Translation Services

Text
Translation

Our translation process utilizes a combination of certified Spanish and English translators and specialists in:
  • International Development
  • Global Healthcare
  • Social Enterprise
  • Human Rights

Infographic and Data Translation

Translation of data, infographics and other visual materials requires a combination of language and design knowledge. If your reports are highly visual, consider a design review of the translated materials to ensure they flow correctly in both languages.

Multi-Lingual Social Media Packets

If you are investing in expanding your reach through language access, we create the supplemental social media toolkit including tweets, hashtags, blog summaries, and other social media posts that you can use to announce your publication in a new language.

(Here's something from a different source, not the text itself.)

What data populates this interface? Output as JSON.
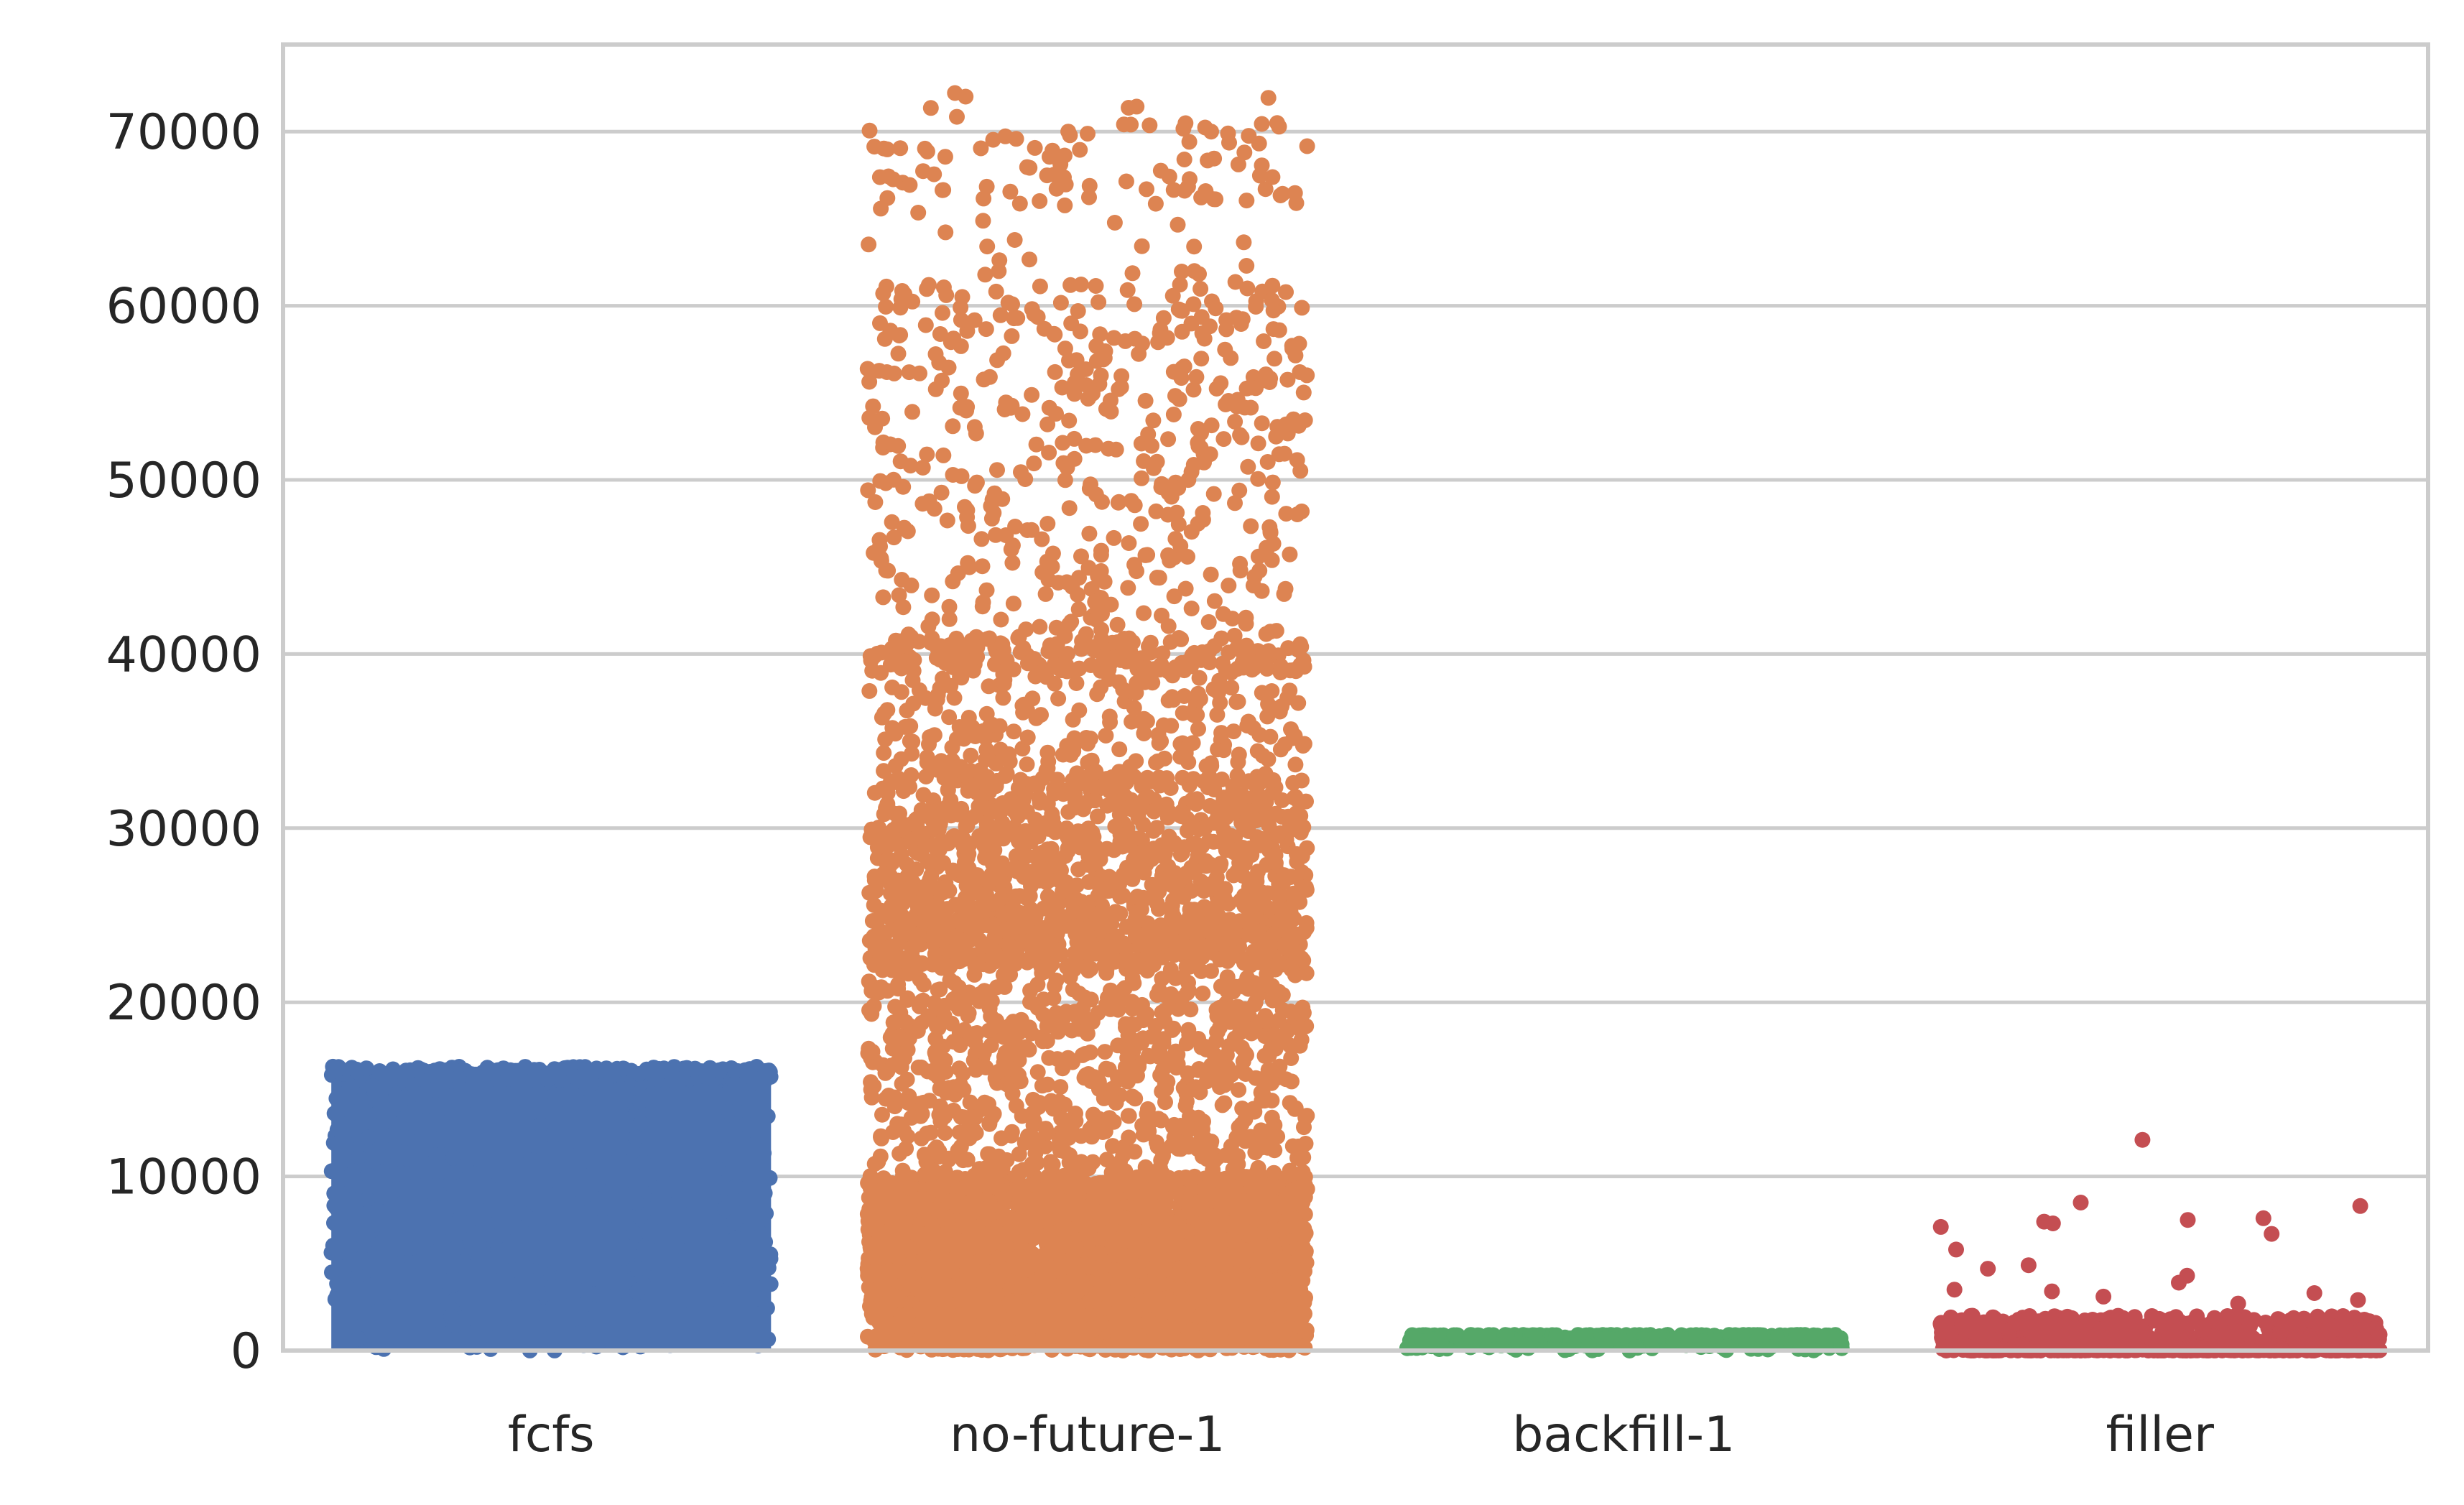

We deliver material that is translated, proofread, and re-designed to be immediately ready for publication in the target language.

Why is it important for us to facilitate translation for our clients?

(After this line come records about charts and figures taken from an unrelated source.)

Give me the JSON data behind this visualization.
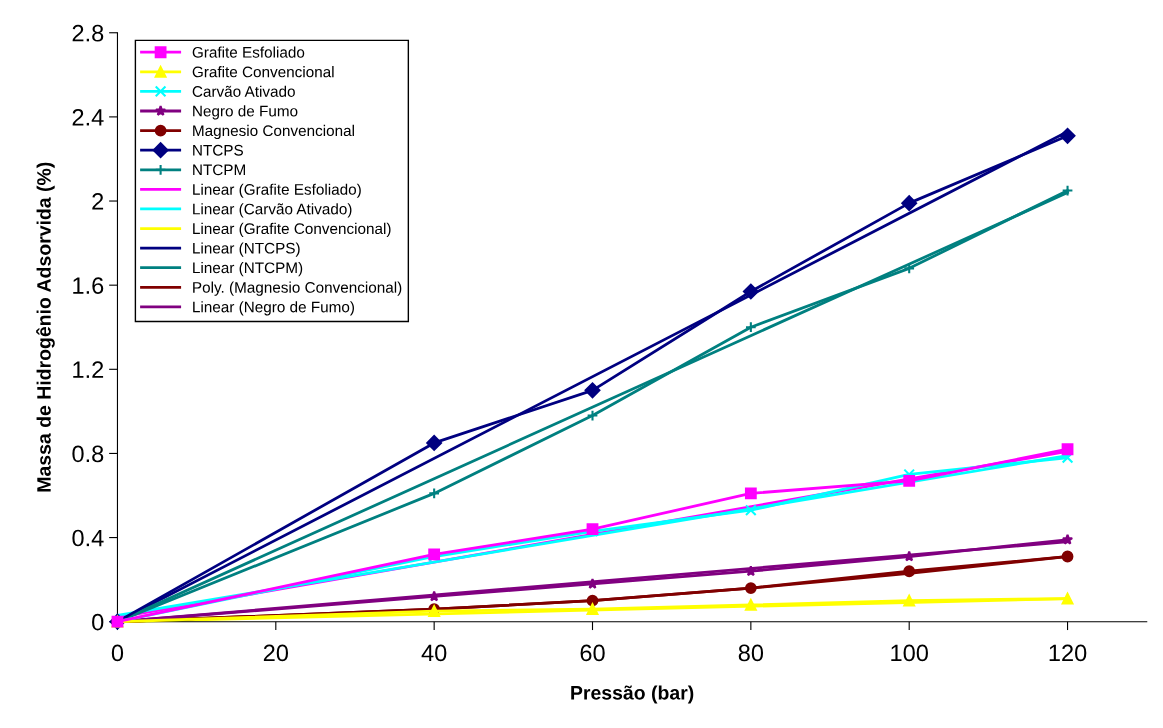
{
  "chart_data": {
    "type": "line",
    "xlabel": "Pressão (bar)",
    "ylabel": "Massa de Hidrogênio Adsorvida (%)",
    "x": [
      0,
      40,
      60,
      80,
      100,
      120
    ],
    "xlim": [
      0,
      130
    ],
    "xticks": [
      0,
      20,
      40,
      60,
      80,
      100,
      120
    ],
    "ylim": [
      0,
      2.8
    ],
    "yticks": [
      0,
      0.4,
      0.8,
      1.2,
      1.6,
      2,
      2.4,
      2.8
    ],
    "grid": false,
    "legend": "top left",
    "series": [
      {
        "name": "Grafite Esfoliado",
        "color": "#ff00ff",
        "marker": "square",
        "values": [
          0,
          0.32,
          0.44,
          0.61,
          0.67,
          0.82
        ]
      },
      {
        "name": "Grafite Convencional",
        "color": "#ffff00",
        "marker": "triangle",
        "values": [
          0,
          0.05,
          0.06,
          0.08,
          0.1,
          0.11
        ]
      },
      {
        "name": "Carvão Ativado",
        "color": "#00ffff",
        "marker": "cross",
        "values": [
          0,
          0.31,
          0.43,
          0.53,
          0.7,
          0.78
        ]
      },
      {
        "name": "Negro de Fumo",
        "color": "#800080",
        "marker": "star",
        "values": [
          0,
          0.12,
          0.18,
          0.24,
          0.31,
          0.39
        ]
      },
      {
        "name": "Magnesio Convencional",
        "color": "#800000",
        "marker": "circle",
        "values": [
          0,
          0.06,
          0.1,
          0.16,
          0.24,
          0.31
        ]
      },
      {
        "name": "NTCPS",
        "color": "#000080",
        "marker": "diamond",
        "values": [
          0,
          0.85,
          1.1,
          1.57,
          1.99,
          2.31
        ]
      },
      {
        "name": "NTCPM",
        "color": "#008080",
        "marker": "plus",
        "values": [
          0,
          0.61,
          0.98,
          1.4,
          1.68,
          2.05
        ]
      },
      {
        "name": "Linear (Grafite Esfoliado)",
        "color": "#ff00ff",
        "x": [
          0,
          120
        ],
        "values": [
          0.02,
          0.81
        ]
      },
      {
        "name": "Linear (Carvão Ativado)",
        "color": "#00ffff",
        "x": [
          0,
          120
        ],
        "values": [
          0.03,
          0.79
        ]
      },
      {
        "name": "Linear (Grafite Convencional)",
        "color": "#ffff00",
        "x": [
          0,
          120
        ],
        "values": [
          0,
          0.11
        ]
      },
      {
        "name": "Linear (NTCPS)",
        "color": "#000080",
        "x": [
          0,
          120
        ],
        "values": [
          0,
          2.33
        ]
      },
      {
        "name": "Linear (NTCPM)",
        "color": "#008080",
        "x": [
          0,
          120
        ],
        "values": [
          0,
          2.04
        ]
      },
      {
        "name": "Poly. (Magnesio Convencional)",
        "color": "#800000",
        "x": [
          0,
          40,
          60,
          80,
          100,
          120
        ],
        "values": [
          0,
          0.06,
          0.1,
          0.16,
          0.23,
          0.31
        ]
      },
      {
        "name": "Linear (Negro de Fumo)",
        "color": "#800080",
        "x": [
          0,
          120
        ],
        "values": [
          0,
          0.38
        ]
      }
    ]
  }
}
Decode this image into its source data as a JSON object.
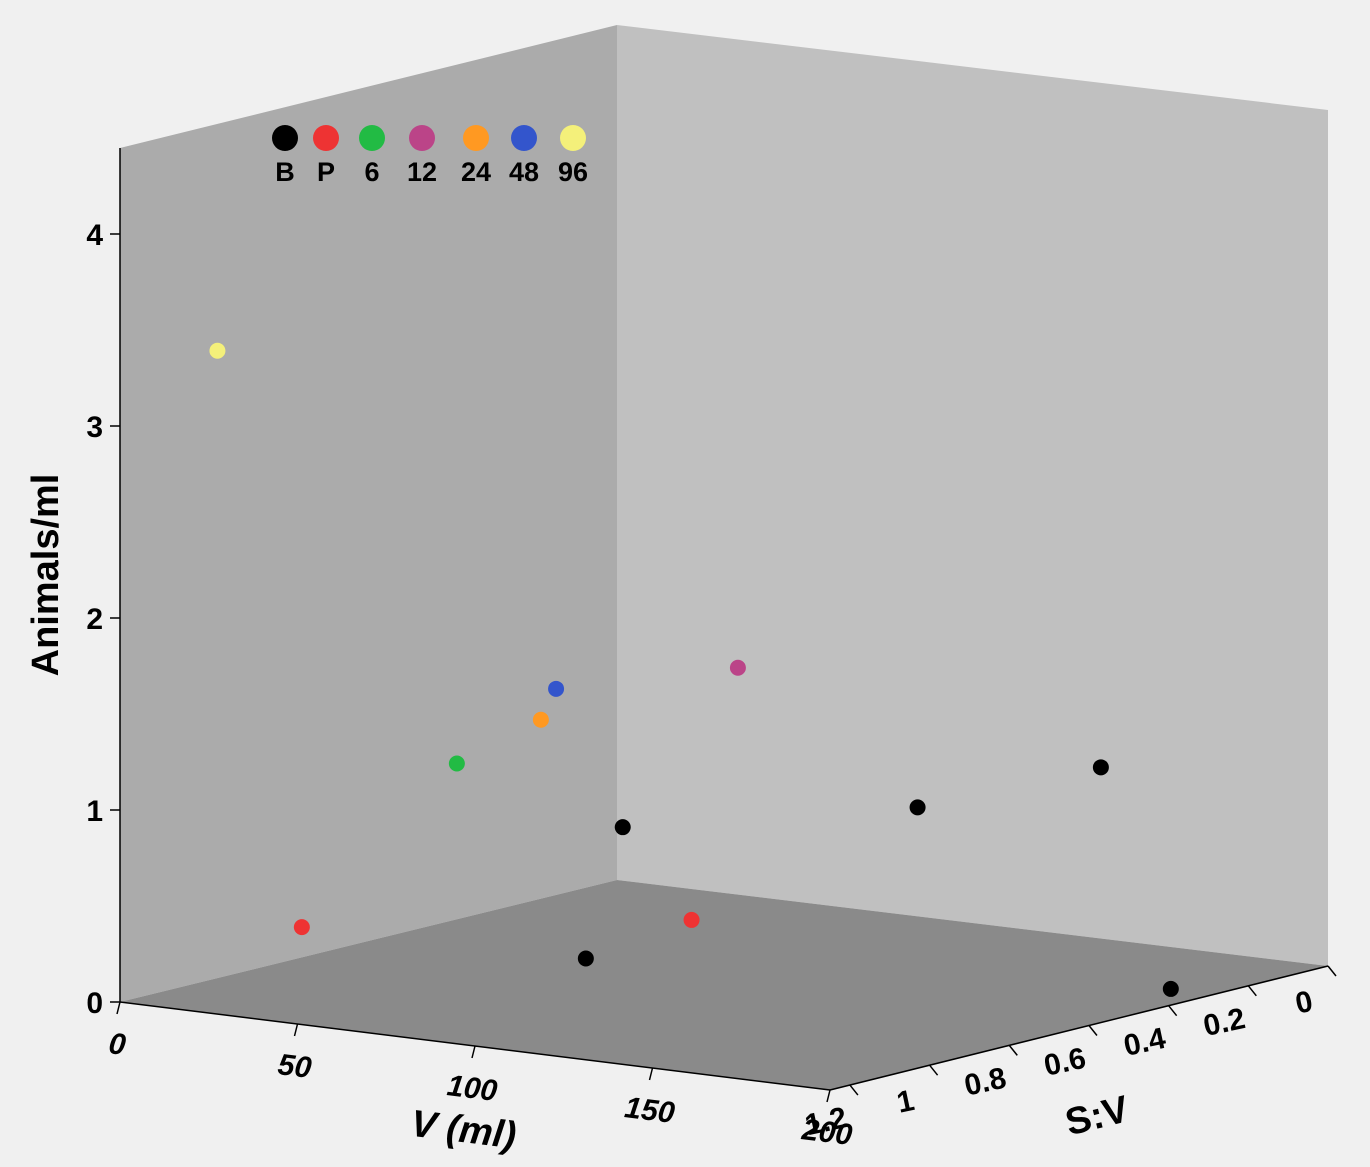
{
  "chart_data": {
    "type": "scatter",
    "title": "",
    "xlabel": "V (ml)",
    "ylabel": "Animals/ml",
    "zlabel": "S:V",
    "x_ticks": [
      "0",
      "50",
      "100",
      "150",
      "200"
    ],
    "z_ticks": [
      "0",
      "0.2",
      "0.4",
      "0.6",
      "0.8",
      "1",
      "1.2"
    ],
    "y_ticks": [
      "0",
      "1",
      "2",
      "3",
      "4"
    ],
    "legend_position": "top-left",
    "series": [
      {
        "name": "B",
        "color": "#000000",
        "points": [
          {
            "v": 35,
            "sv": 0.3,
            "animals": 0.5
          },
          {
            "v": 90,
            "sv": 0.05,
            "animals": 0.6
          },
          {
            "v": 145,
            "sv": 0.08,
            "animals": 0.95
          },
          {
            "v": 120,
            "sv": 1.15,
            "animals": 0.45
          },
          {
            "v": 195,
            "sv": 0.35,
            "animals": 0.05
          }
        ]
      },
      {
        "name": "P",
        "color": "#ee3333",
        "points": [
          {
            "v": 40,
            "sv": 1.15,
            "animals": 0.43
          },
          {
            "v": 60,
            "sv": 0.35,
            "animals": 0.1
          }
        ]
      },
      {
        "name": "6",
        "color": "#22bb44",
        "points": [
          {
            "v": 50,
            "sv": 0.85,
            "animals": 1.15
          }
        ]
      },
      {
        "name": "12",
        "color": "#bb4488",
        "points": [
          {
            "v": 45,
            "sv": 0.1,
            "animals": 1.25
          }
        ]
      },
      {
        "name": "24",
        "color": "#ff9922",
        "points": [
          {
            "v": 40,
            "sv": 0.55,
            "animals": 1.2
          }
        ]
      },
      {
        "name": "48",
        "color": "#3355cc",
        "points": [
          {
            "v": 5,
            "sv": 0.2,
            "animals": 1.1
          }
        ]
      },
      {
        "name": "96",
        "color": "#f4f07a",
        "points": [
          {
            "v": 5,
            "sv": 1.05,
            "animals": 3.3
          }
        ]
      }
    ]
  }
}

We contacted 10 international development organizations who published research and case studies primarily about or directly related to a Spanish-speaking country.
Our question: “Do you have this material in Spanish? If not, are you willing to translate it?”
  • 2 out of 10 had the information available in Spanish.
  • 1 out of 10 did not have the information available in Spanish but gave us permission to fund the translation ourselves.
  • 1 did not respond.
  • 6 out of 10 did not have the information available in Spanish and were not planning to translate the materials.

We think this matters.

Digital development efforts funded by international development organizations often create robust reports, M&E impact evaluations and case studies filled with valuable information about their time implementation, challenges and recommendations. Publications are almost always released in English, making it difficult to find and access for the non-English speakers of the world. If that data was gathered and implemented in a Spanish-speaking country and no materials are created in Spanish, you may be contributing to the digital language divide, and the digital divide in general. Access to information is as vital to digital development as access to the technology and the internet.

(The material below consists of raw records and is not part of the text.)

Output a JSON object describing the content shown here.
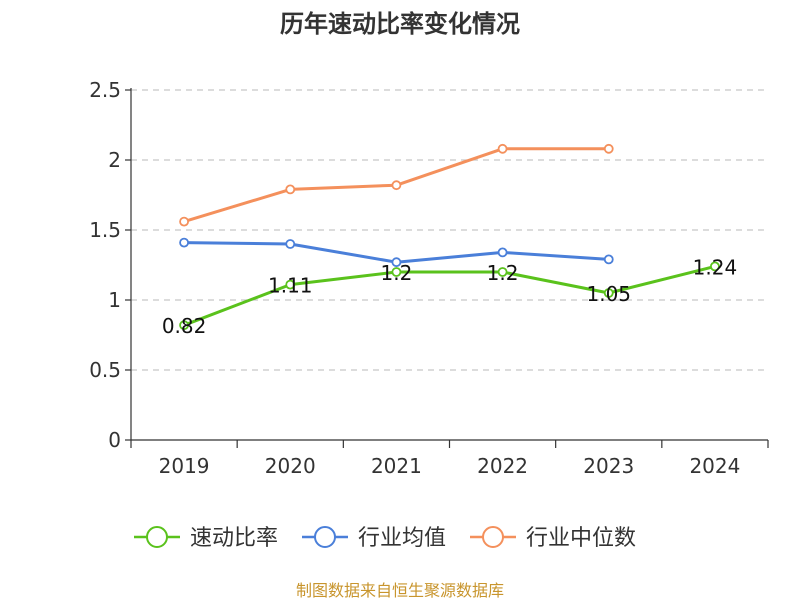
{
  "chart_data": {
    "type": "line",
    "title": "历年速动比率变化情况",
    "categories": [
      "2019",
      "2020",
      "2021",
      "2022",
      "2023",
      "2024"
    ],
    "ylim": [
      0,
      2.5
    ],
    "yticks": [
      "0",
      "0.5",
      "1",
      "1.5",
      "2",
      "2.5"
    ],
    "grid": "horizontal-dashed",
    "legend_position": "bottom",
    "series": [
      {
        "name": "速动比率",
        "color": "#5ac21c",
        "values": [
          0.82,
          1.11,
          1.2,
          1.2,
          1.05,
          1.24
        ],
        "labels": [
          "0.82",
          "1.11",
          "1.2",
          "1.2",
          "1.05",
          "1.24"
        ]
      },
      {
        "name": "行业均值",
        "color": "#4a7fd9",
        "values": [
          1.41,
          1.4,
          1.27,
          1.34,
          1.29,
          null
        ]
      },
      {
        "name": "行业中位数",
        "color": "#f4905c",
        "values": [
          1.56,
          1.79,
          1.82,
          2.08,
          2.08,
          null
        ]
      }
    ]
  },
  "source_text": "制图数据来自恒生聚源数据库"
}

The digital development community may be unknowingly creating a bigger divide by using exclusively English and international development specific hashtags like #ICT4D or #Techforgood without considering the consequences of branding in a way that only this crowd will get.

A major telecommunications company’s foundation was asked our translation question in regards to a published case study in El Salvador. The response? “We don’t always have funding to translate these materials.”

Translating a 2-page case study summary costs as little as 40 dollars and would mean that the approximately 6.3 million Spanish speakers in El Salvador could access an article about their own country more easily. This in turn could mean that readers could share the post with any of the 23 neighboring Spanish-speaking countries to share resources.

While many groups fully acknowledge the value in language access, the digital development ( “ICT4D”) community could do better including non-English speakers through simplified posts, less ICT4D jargon and perhaps a dedicated budget for digital language inclusion, especially when directly citing great work carried out in places where English is not the norm.

~1.5 Billion English Speakers

+

~437 Million Spanish Speakers

An additional half billion can potentially access this simple acronym breakdown, search for it on the web, and learn about ICT4D resources.

This cost us 1 hour of time and 22 dollars.